The Church of Colonia Güell, like the Sagrada Familia, is an unfinished Gaudi work. Construction halted in 1914 due to a lack of funding, but that wasn’t before construction of the crypt was already finished. It’s here where you’ll be able to see the architect’s chaotic architectural innovations come together, the most striking aspect being the brick columns leaning at different angles, supporting the vaults in the ceiling without the use of extra buttressing – the same pinnacle of design slated for the Sagrada Familia.


Market Madness

Food is a way of life in Barcelona, and so it makes sense that the markets are where you really start to feel the rhythm of life in the city. With almost 40 markets scattered across the barrios, there are plenty of options, but unfortunately most visitors stick to the Mercado de la Boqueria thanks to its prime location on La Rambla. If you do go, get in early to avoid the tourist crowds, snag a stool at the tapas bar La Quim with the locals and watch life go by. When it gets too crowded, head to one of the city’s many other options.
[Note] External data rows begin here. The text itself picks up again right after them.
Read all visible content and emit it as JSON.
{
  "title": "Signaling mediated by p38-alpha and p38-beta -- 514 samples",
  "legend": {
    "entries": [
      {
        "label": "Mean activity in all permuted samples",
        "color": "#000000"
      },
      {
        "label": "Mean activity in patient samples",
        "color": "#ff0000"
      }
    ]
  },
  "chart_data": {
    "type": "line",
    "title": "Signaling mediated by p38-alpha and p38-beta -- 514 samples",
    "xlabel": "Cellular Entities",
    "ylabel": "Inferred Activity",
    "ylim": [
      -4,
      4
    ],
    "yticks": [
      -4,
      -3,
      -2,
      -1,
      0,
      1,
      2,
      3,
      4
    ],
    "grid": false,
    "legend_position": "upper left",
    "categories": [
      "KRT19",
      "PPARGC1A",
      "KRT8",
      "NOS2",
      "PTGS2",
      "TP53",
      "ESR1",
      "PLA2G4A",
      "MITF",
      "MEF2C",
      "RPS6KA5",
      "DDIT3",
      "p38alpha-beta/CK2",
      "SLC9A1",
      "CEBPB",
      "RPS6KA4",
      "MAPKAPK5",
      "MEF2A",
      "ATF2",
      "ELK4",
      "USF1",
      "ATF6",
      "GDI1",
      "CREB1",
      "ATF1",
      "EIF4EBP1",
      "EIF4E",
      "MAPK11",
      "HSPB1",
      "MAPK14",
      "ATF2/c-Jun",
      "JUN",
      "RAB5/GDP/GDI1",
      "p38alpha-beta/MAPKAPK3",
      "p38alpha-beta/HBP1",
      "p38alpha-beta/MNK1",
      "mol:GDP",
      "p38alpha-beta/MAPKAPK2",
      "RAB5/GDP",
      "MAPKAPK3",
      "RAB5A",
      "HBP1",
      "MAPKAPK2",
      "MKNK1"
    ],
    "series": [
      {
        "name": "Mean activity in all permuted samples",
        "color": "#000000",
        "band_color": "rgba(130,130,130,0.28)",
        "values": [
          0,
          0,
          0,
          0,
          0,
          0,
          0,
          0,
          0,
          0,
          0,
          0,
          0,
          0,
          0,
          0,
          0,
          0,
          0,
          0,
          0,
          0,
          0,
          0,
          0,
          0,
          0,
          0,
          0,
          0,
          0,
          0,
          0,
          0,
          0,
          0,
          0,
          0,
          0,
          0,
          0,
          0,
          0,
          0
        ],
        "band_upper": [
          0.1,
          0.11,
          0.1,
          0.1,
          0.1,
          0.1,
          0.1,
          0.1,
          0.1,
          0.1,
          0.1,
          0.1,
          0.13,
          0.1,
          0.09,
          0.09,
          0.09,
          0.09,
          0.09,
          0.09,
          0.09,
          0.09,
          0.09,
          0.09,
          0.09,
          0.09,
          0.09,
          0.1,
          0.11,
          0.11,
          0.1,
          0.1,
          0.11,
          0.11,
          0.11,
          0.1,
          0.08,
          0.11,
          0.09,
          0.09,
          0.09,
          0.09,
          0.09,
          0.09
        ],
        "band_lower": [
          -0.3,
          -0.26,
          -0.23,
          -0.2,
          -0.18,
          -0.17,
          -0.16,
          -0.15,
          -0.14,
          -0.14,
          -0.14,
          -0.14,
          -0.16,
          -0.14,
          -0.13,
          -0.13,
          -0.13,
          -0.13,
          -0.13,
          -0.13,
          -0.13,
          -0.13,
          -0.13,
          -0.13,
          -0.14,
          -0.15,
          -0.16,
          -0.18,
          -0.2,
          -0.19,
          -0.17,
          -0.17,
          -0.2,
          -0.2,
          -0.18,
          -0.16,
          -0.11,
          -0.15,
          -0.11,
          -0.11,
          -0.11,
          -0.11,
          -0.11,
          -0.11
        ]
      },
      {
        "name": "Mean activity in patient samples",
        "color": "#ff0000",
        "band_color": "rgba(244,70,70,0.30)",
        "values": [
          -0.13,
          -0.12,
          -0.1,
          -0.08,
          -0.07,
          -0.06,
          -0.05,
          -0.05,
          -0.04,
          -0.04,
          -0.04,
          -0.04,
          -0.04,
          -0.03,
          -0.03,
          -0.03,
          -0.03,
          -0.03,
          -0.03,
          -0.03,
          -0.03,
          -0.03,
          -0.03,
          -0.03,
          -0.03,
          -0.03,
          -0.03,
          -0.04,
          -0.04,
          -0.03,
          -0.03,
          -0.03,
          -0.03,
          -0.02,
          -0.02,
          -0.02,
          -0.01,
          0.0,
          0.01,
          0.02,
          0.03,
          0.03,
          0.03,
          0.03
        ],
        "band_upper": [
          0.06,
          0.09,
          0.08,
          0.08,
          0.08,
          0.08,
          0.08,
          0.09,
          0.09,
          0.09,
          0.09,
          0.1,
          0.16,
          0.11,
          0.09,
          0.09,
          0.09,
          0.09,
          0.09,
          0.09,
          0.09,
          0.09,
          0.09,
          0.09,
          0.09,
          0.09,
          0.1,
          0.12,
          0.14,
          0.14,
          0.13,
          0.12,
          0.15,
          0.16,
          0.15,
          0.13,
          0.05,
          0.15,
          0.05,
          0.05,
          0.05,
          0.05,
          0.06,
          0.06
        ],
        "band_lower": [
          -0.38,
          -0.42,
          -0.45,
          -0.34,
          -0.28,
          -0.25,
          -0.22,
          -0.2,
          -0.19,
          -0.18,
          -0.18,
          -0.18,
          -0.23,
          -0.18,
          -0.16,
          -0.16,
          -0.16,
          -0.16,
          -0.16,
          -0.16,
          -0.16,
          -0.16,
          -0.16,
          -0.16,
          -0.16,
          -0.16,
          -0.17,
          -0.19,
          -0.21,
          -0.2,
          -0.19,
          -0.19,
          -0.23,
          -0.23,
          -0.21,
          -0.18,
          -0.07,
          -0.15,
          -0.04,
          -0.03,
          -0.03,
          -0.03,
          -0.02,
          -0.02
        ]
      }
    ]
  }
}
Mercat de Santa Caterina is a great alternative to La Boqueria and a good example of a local Spanish market. Wander through the aisles and rub shoulders with the locals whilst discovering colourful produce, fresh seafood, artisan wines and charcuteries. Afterwards, grab a bite to eat at one of the many eateries that churn out some of the best tapas in the city.

Palo Market Fest draws the hip alternative crowd. Taking place on the first weekend of every month in the beach barrio of Poblenou, inside you’ll find the latest in Barcelona fashion, jewellery, design and vintage wear. On top of that there are several bar areas that have live music throughout the day, and a good selection of food trucks serving up all kinds of tasty dishes.


A City Steeped in History

From the Spanish Inquisition to the Civil War, there’s a wealth of knowledge from over 2000 years of history to soak up in Barcelona’s storied streets. Most of it takes place in the medieval Gothic Quarter, but if you venture further afield, you’ll discover some sites that might otherwise slip you by.

Recinte Modernista de Sant Pau was designed as a city within a city, a hospital complex with beautiful gardens where the ill could recover in peace. Inside you’ll find Europe’s most treasured collection of Art Nouveau buildings, making you wonder why all places of healing aren’t so thoughtfully designed. Hours can be lost wandering around the hospital, its supporting cast of administration buildings, and of course the gardens, all of which were in use up until 2009.

Monasterio de Pedralbes is the best place to go if you need a break from the hectic city life. It’s flies under the radar thanks to its distance from the city centre, but well worth the trip out. Built in 1327, this Monastery was home to the nuns of the Order of Saint Clair who lived there and is a gem of Catalan gothic architecture. The cloister and the tranquillity of the grounds will send you spiralling back into another century.

Of course, in such a big and vibrant city as Barcelona there are always more discoveries just around the corner – and that’s part of this city’s charm.